Vous avez exprimé le souhait que le groupe gagne en capacité et efficacité politique. En tant que présidente nouvellement réélue, êtes-vous optimiste sur ce point ?
Le groupe GUE / NGL ne peut pas changer l’UE dans son ensemble au moyen du Parlement européen. Mais notre travail au Parlement fait partie de la lutte stratégique pour changer l’UE ­même si nous ne sommes pas au centre de ce combat. Tout d’abord, notre groupe doit donner une voix à ceux qui ne sont pas entendus autrement et apporter dans le Parlement européen les attentes des acteurs de la société civile pour une autre politique de l’UE. Et cela peut être fait par l’organisation de réunions offrant un espace de discussion à ceux qui sont à l’extérieur du système institutionnel. Deuxièmement, le groupe GUE / NGL doit devenir un soutien au sein du Parlement européen pour les mouvements sociaux, mouvements écologistes, mouvements des droits de l’homme, les mouvements de paix, les réseaux transnationaux – pour tous les mouvements qui ont besoin de partenaires et de coopération pour le changement social. Notre rôle en tant que groupe parlementaire et députés ne doit pas être réduit à la gestion des ressources financières ou à un moyen de gagner du prestige politique pour une carrière nationale. La chose la plus importante est de faire tout ce que nous pouvons pour changer les rapports de force. Troisièmement, nous devons utiliser toutes les possibilités de travail parlementaire pour améliorer les conditions de vie des populations. S’il y a une fenêtre d’opportunité permettant des changements positifs et concrets, nous devons la saisir. Pour cette raison, nous devons suivre de près les initiatives des commissions parlementaires, préparer des rapports d’initiative pour exercer une pression politique sur la Commission et être aussi présents que possible. Laissez-moi vous donner un exemple. Dans la dernière législature, un moment fort pour le groupe de la Gauche a été le lancement de notre initiative parlementaire pour le droit de chaque homme et femme dans l’Union européenne à avoir un compte bancaire. Cela montre à quel point les petites étapes peuvent être importantes et quelles mesures concrètes peut être prises au niveau européen. Nous devons soutenir toutes les initiatives qui contribuent à l’intérêt des gens et des Etats membres en étant actifs dans le plus de commissions possible. C’est ainsi que nous devons accomplir notre travail parlementaire, avec le renforcement des mouvements progressistes. Nous avons beaucoup de travail devant nous.
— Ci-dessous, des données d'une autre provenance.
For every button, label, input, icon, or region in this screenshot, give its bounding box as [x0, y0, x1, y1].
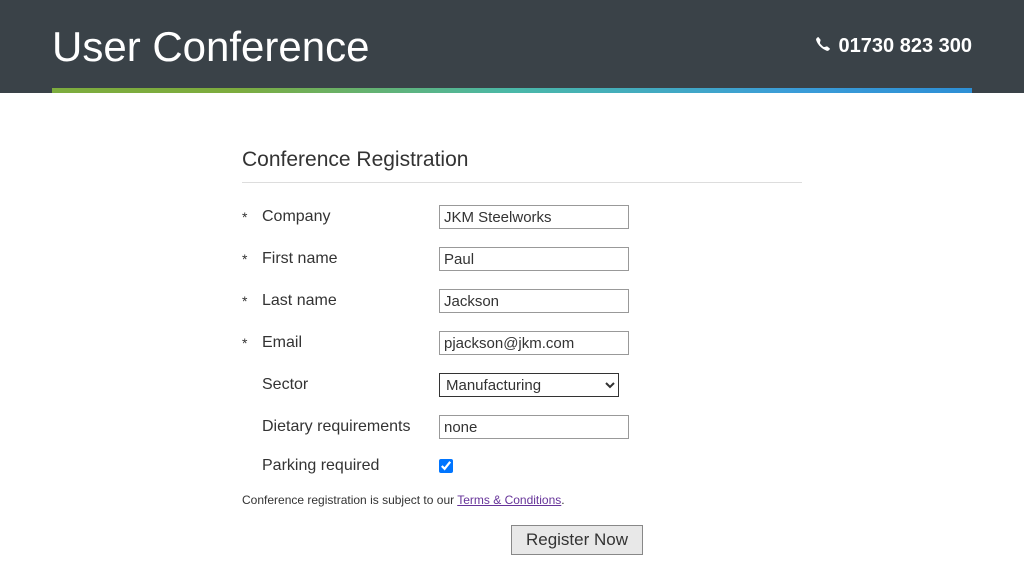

Pour le GUE / NGL, quels sont les plus gros défis ? Quelles luttes politiques sont considérées comme prioritaires pour le groupe ?
Nous ferons tout ce qui est en notre pouvoir pour pousser çà ce que cessent immédiatement les politiques d’austérité. L’austérité n’est pas la bonne façon de sortir de la crise. Nous allons devoir travailler sur des alternatives à la crise de la dette. Que pouvons-nous faire pour permettre aux Etats membres -comme la Grèce ou d’autres pays fortement touchés – de surmonter la crise et de retrouver la possibilité d’assurer leur développement économique et social ? Nous devons proposer des perspectives d’avenir pour la sécurité sociale pour les personnes. Nous allons également travailler sur les initiatives empêchant les accords commerciaux entre l’UE et d’autres régions du monde. Le TTIP est une priorité, mais il n’est pas le seul accord commercial international en cours de discussion. Nous devons lutter contre les principes mêmes sur lesquels sont basés les accords commerciaux actuels. Nous soutiendrons les initiatives appelant à l’égalité et à l’équité de ces accords -avec des normes sociales et écologiques élevées -et la lutte contre les mécanismes de règlement des différends investisseur-État. Nous devons également prêter attention aux événements qui se déroulent en Ukraine et renforcer notre influence sur les efforts pour construire de nouveaux ponts entre l’UE et la Russie. À notre avis, l’Union européenne ne doit pas suspendre ses relations avec la Russie. Il doit y avoir une autre façon de régler nos différends et de créer un nouvel équilibre en Europe. La Russie appartient à l’Europe et ne peut donc pas être exclue. Cela s’applique aussi à la Biélorussie et la Moldavie. Nous sommes également préoccupés par la situation en Syrie et en Irak. Le groupe GUE / NGL soutiendra les réponses de nature non militaire à ces conflits. Il faut trouver des solutions politiques doivent être trouvées pour assurer un développement durable dans la région.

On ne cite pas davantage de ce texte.